The Information Extraction (IE) technology enables the generation of structured, tabular representations of selected relations from large text collections - representations which can support more detailed document querying. However, IE systems rely on domain knowledge, thus imposing customization every time when a new topic is considered. This explains why until now, developing extraction systems for a broad range of relations, spanning a large number of semantic domains has been too expensive and time-consuming. This research concerns with the development of the infrastructure that enables open-domain IE.This research is sponsored by the Advanced Research Program of the Texas Higher Education Coordinating Board.

PI: Dr. Sanda Harabagiu
NSF CADRE: A Tool for Transforming WordNet into a Core Knowledge Base

This project extends a popular database of English words to make it more useful in such tasks as question answering, information retrieval, and summarization. Wordnet is a lexical database for English that has been widely adopted in artificial intelligence and computational linguistics for a variety of practical applications. The basic elements of WordNet are sets of words that are linked according to semantic relations: synonymy, antonymy, super-ordination, and so forth. WordNet is publicly available, widely used, and is currently being transformed into a multi-lingual database.

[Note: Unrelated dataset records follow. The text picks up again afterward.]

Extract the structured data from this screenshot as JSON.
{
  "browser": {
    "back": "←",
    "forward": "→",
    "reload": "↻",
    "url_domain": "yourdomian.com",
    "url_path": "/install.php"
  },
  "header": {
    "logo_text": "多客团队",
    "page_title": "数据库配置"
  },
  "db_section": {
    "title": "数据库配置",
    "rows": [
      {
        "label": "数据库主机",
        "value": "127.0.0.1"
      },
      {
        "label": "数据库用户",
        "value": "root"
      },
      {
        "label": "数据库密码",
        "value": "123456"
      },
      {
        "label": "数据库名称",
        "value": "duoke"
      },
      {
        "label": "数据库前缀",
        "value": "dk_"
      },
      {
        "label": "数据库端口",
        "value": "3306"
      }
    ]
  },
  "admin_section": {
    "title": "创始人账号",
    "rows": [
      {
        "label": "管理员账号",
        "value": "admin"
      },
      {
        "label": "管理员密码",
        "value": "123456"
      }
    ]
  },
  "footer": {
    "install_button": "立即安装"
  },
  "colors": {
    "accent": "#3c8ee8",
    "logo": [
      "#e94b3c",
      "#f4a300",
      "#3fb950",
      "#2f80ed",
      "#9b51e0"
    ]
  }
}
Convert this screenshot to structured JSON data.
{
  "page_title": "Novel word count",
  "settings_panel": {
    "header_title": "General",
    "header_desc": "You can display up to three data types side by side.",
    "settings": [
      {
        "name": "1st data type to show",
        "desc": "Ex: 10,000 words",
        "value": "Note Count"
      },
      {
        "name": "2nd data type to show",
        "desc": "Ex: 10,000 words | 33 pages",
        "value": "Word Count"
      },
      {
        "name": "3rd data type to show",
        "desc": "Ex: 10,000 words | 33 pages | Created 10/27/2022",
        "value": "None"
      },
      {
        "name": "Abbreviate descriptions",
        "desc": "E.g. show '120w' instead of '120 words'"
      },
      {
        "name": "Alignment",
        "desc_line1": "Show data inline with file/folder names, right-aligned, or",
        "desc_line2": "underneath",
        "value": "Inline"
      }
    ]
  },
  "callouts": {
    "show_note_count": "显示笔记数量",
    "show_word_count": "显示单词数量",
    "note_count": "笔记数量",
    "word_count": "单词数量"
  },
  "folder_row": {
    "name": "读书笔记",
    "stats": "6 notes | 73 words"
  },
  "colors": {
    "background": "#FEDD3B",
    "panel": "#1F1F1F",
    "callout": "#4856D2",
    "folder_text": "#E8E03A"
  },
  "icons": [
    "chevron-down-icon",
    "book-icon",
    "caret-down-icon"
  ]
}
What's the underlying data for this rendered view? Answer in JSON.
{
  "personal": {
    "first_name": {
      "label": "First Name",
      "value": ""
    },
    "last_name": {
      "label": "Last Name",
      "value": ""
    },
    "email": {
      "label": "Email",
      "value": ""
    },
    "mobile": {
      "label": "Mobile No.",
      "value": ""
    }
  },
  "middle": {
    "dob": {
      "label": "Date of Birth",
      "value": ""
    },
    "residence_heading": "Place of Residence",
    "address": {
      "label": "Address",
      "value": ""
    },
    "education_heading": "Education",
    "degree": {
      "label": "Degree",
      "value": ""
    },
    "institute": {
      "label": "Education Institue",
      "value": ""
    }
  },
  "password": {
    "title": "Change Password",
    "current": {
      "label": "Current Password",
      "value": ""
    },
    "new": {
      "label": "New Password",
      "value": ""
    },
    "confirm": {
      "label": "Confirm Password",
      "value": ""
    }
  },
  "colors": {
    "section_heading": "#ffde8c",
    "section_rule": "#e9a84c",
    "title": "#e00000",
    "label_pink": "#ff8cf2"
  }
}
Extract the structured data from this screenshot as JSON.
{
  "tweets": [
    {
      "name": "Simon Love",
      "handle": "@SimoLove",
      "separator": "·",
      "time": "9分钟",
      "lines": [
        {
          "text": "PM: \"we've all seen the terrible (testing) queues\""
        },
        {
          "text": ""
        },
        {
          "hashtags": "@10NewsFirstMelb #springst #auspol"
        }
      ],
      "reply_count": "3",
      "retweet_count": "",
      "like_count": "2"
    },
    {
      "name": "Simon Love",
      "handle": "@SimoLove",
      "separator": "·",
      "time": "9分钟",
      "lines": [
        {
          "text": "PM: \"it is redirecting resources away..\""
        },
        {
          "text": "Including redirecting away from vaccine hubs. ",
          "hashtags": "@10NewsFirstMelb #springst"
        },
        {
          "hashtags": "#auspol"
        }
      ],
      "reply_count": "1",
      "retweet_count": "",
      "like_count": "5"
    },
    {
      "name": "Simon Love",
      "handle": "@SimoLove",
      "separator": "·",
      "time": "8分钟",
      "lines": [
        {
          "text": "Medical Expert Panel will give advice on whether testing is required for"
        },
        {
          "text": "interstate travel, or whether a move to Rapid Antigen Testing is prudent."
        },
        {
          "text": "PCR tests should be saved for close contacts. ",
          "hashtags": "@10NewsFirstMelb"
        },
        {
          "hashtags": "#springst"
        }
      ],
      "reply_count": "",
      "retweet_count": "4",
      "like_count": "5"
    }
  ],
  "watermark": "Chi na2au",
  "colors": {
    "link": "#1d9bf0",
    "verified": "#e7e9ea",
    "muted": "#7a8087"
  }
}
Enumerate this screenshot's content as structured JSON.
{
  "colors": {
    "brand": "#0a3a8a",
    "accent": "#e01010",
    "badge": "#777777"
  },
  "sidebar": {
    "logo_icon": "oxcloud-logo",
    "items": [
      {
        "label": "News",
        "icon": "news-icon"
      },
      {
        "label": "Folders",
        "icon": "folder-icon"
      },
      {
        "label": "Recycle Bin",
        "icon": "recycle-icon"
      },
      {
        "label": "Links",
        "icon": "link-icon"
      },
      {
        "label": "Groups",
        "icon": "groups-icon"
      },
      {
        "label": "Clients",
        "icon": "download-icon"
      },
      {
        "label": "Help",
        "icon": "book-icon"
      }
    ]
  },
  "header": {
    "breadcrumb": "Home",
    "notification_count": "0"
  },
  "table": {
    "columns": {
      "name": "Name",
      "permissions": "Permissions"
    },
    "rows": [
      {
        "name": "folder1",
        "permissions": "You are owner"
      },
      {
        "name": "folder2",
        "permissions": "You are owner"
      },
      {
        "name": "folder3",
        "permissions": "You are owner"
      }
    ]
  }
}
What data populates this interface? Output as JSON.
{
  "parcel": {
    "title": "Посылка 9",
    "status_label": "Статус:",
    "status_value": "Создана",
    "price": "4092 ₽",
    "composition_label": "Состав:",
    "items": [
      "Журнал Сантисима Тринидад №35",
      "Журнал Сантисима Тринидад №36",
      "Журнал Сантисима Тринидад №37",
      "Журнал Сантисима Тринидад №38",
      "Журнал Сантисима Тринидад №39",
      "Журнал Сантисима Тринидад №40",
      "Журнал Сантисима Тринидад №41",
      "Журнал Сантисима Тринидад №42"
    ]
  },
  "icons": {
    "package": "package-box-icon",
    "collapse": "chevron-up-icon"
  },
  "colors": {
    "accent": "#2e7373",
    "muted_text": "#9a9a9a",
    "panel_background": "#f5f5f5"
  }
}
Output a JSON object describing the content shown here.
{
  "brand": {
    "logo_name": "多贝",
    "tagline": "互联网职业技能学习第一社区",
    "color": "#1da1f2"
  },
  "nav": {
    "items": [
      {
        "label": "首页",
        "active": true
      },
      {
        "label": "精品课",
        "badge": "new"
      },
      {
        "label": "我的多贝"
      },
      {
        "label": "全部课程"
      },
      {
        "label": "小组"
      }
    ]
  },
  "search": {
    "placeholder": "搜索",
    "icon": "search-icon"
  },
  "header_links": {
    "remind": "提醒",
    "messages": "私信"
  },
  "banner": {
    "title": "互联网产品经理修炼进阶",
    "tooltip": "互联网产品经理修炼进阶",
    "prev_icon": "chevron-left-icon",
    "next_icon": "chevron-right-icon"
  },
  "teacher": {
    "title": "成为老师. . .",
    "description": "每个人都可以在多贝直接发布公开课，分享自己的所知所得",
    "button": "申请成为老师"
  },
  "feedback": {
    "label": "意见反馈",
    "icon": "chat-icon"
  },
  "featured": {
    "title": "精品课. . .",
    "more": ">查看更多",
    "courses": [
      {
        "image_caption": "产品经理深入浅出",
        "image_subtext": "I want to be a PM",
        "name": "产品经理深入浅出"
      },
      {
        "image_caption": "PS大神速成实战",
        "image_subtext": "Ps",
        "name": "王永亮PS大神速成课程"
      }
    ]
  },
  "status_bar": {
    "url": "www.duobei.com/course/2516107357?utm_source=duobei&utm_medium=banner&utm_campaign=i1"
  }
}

This project develops a set of tools that can be applied to current and future versions of WordNet to extend it for knowledge processing applications. The extensions are enhancements of the glosses that now contain definitions, comments, and examples. The enhanced glosses are part-of-speech tagged, syntactically parsed and semantically disambiguated. In addition, topically related words are clustered by lexical chains generated on the extended WordNet. This research is sponsored by the National Science Foundation.

PI: Dr. Dan Moldovan, Co-PI: Dr. Sanda Harabagiu.